Corrió a casa de Violeta a dar las buenas nuevas. Luego fue a la suya y se ocupó de las cosas en las que solía ocuparse, ejecutando todo con distracción poco disimulada. Hacia las siete de la noche salió: explicó que iría a visitar a una de sus amigas. Se dirigió al barrio El Salao, en las cercanías del puerto, a la casa de Gonzalo Goitía, uno de los músicos que la acompañaba con frecuencia y que recientemente se había comprado un viejo Ford del 40. Lo encontró en la esquina sacándole brillo a la carrocería, actividad a la que dedicaba la mayor parte del tiempo cuando no estaba tocando cuatro. Luego de los saludos, le explicó con rapidez que necesitaba que la llevara a cierto lugar, cerca de la medianoche.

"Es un asunto de familia, Gonzalo, y es grave. Se trata de mi primo Alberto", explicó para vencer las suspicacias de su amigo.

Todos sabían que el muchacho estaba desaparecido, así que no hacía falta alargarse demasiado en razones. "No quiero pedirle el favor a mi papá." Si Goitía pensó por un momento que podía haber algún peligro en lo que iba a hacer, no lo demostró. Era, también, joven e inconsciente. Acordaron que la esperaría cerca de su residencia a las once de la noche. Mercedes le dio un beso en la mejilla y se marchó, esta vez sí a visitar a una amiga y allí permaneció hasta poco antes de las nueve.
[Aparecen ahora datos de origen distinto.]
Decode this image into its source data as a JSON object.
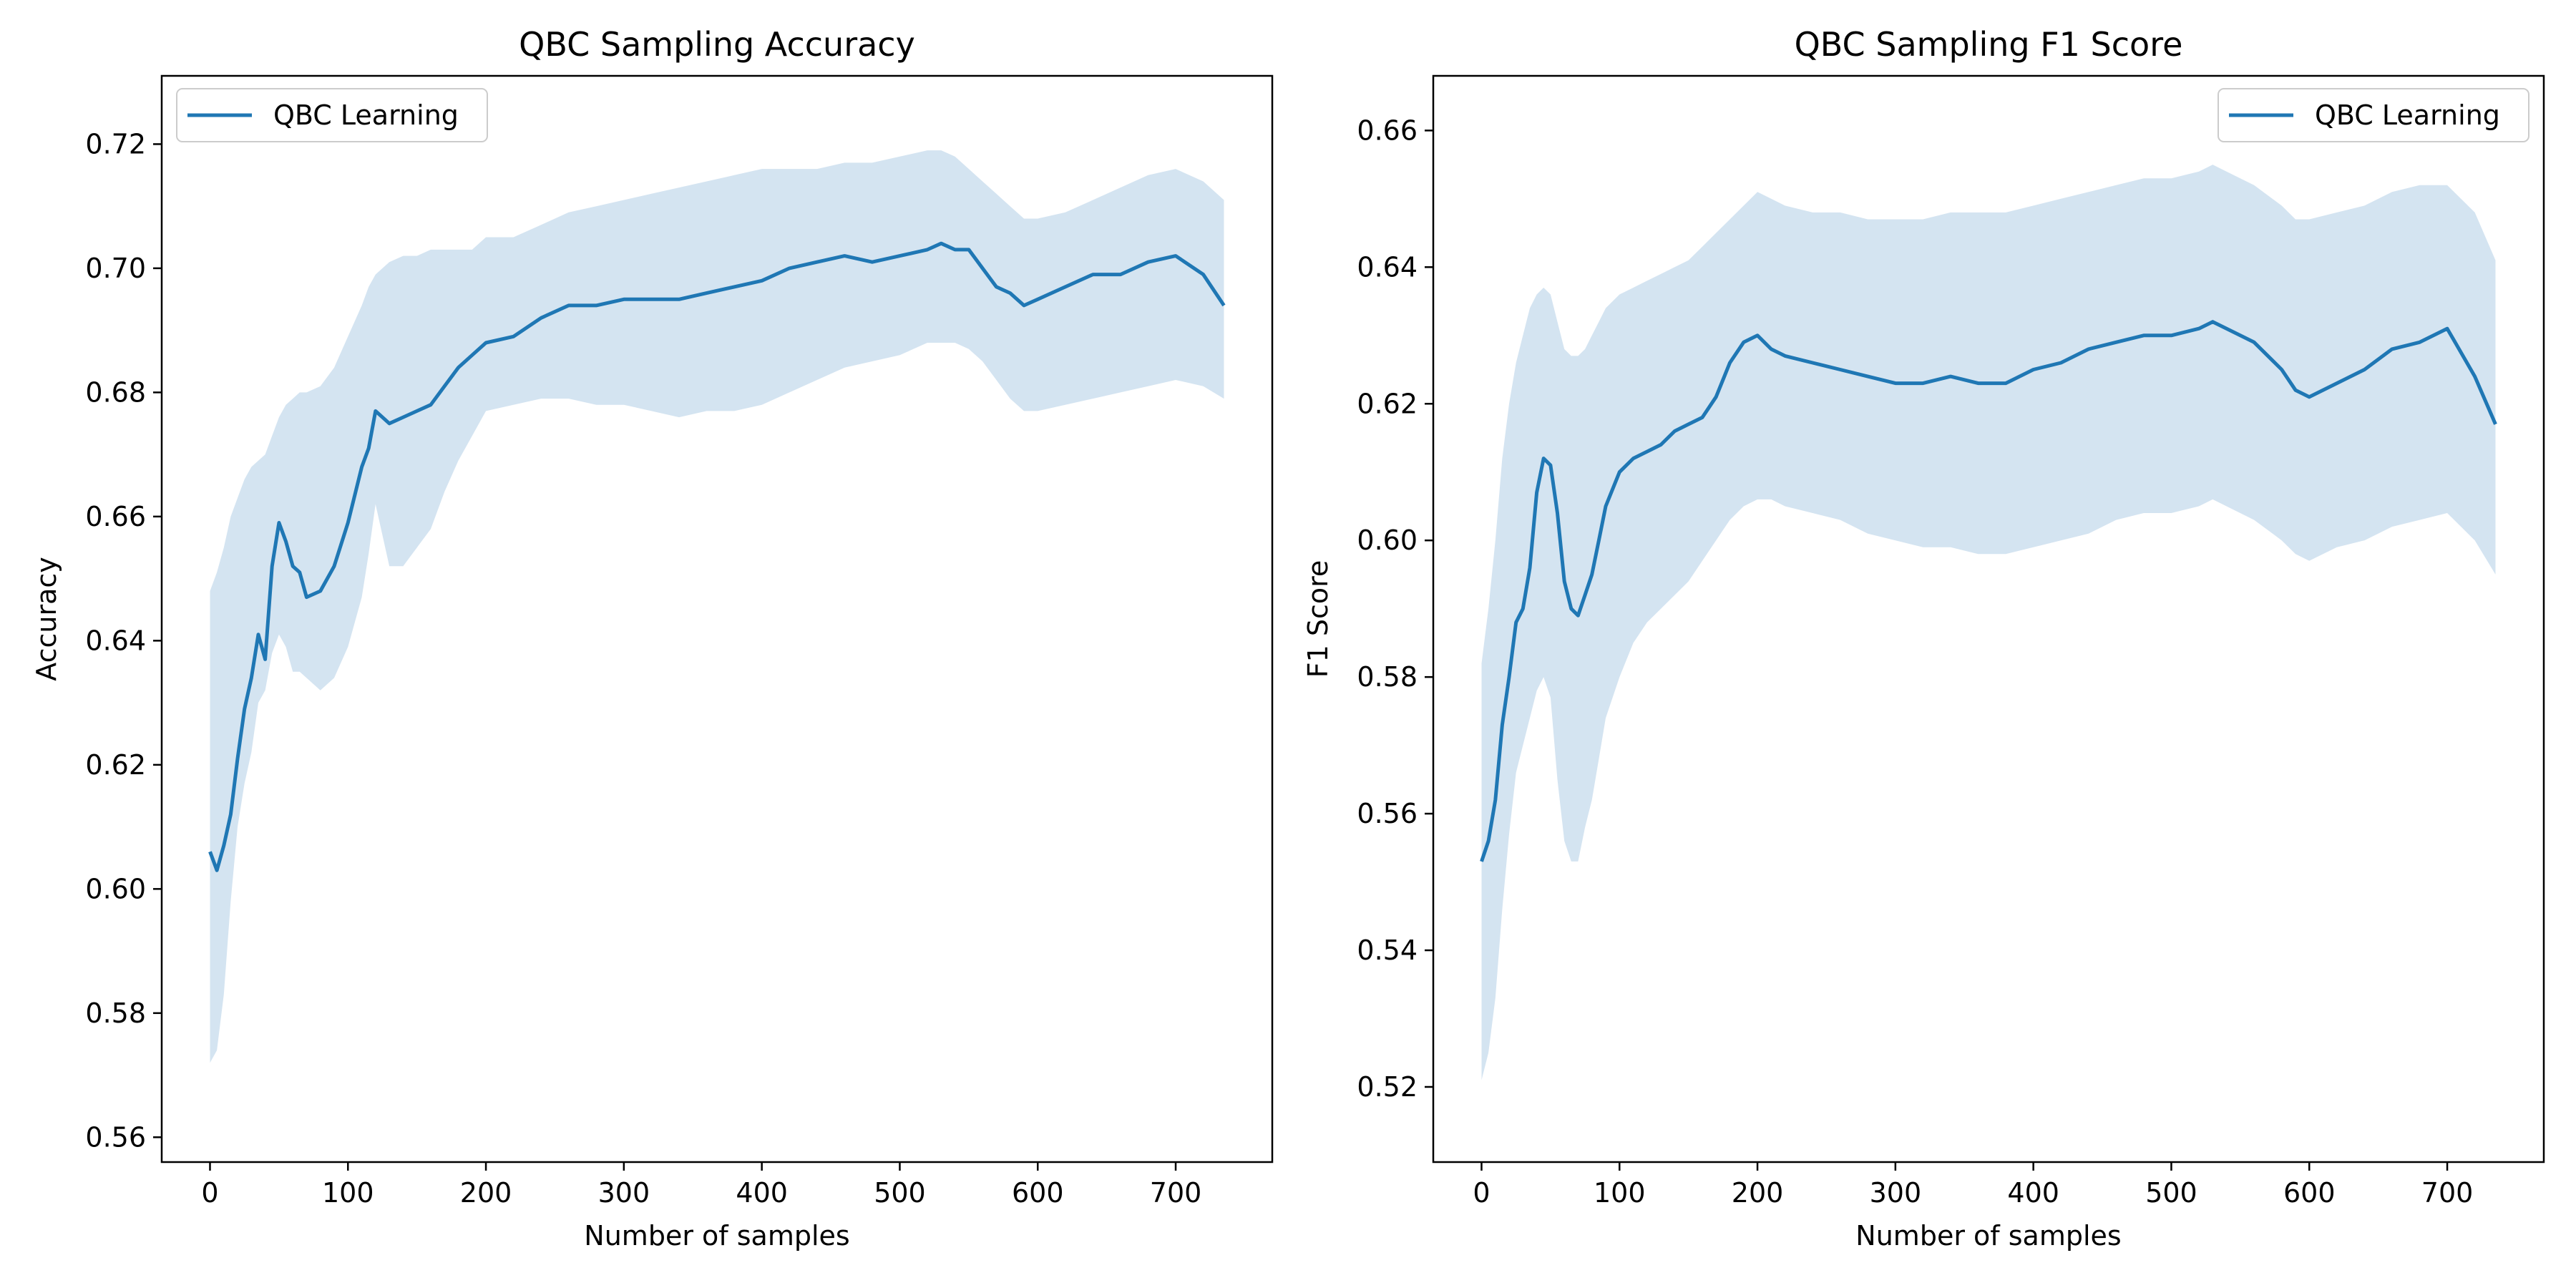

En casa de Mercedes, a las diez de la noche cada quien se recogía en sus cuartos y las luces se apagaban. Media hora después se escuchaban los suaves ronquidos del padre de familia y las palabras dichas en sueños por los hermanos más pequeños. Mi bella y audaz prima se vistió en la oscuridad –por suerte, hacía ya algún tiempo que tenía una habitación para ella sola.

Abandonar la vivienda no era difícil: sólo debía bajar el pasador que mantenía unidas las dos hojas de la puerta. Nunca se cerraba con llave. Una vez afuera, bastaba con atraer las hojas hacia sí hasta que la cerradura encajaba. Al regreso, se abriría con una leve presión. Era lo que hacía su padre las pocas veces en que se marchaba con sus amigos de tragos y regresaba en la madrugada. En el jardín la asaltó el olor nocturno de las flores, distinto al que ofrecían bajo el sol, y se alarmó injustificadamente, como si con el aroma dulzón le llegara un presentimiento de destrucción.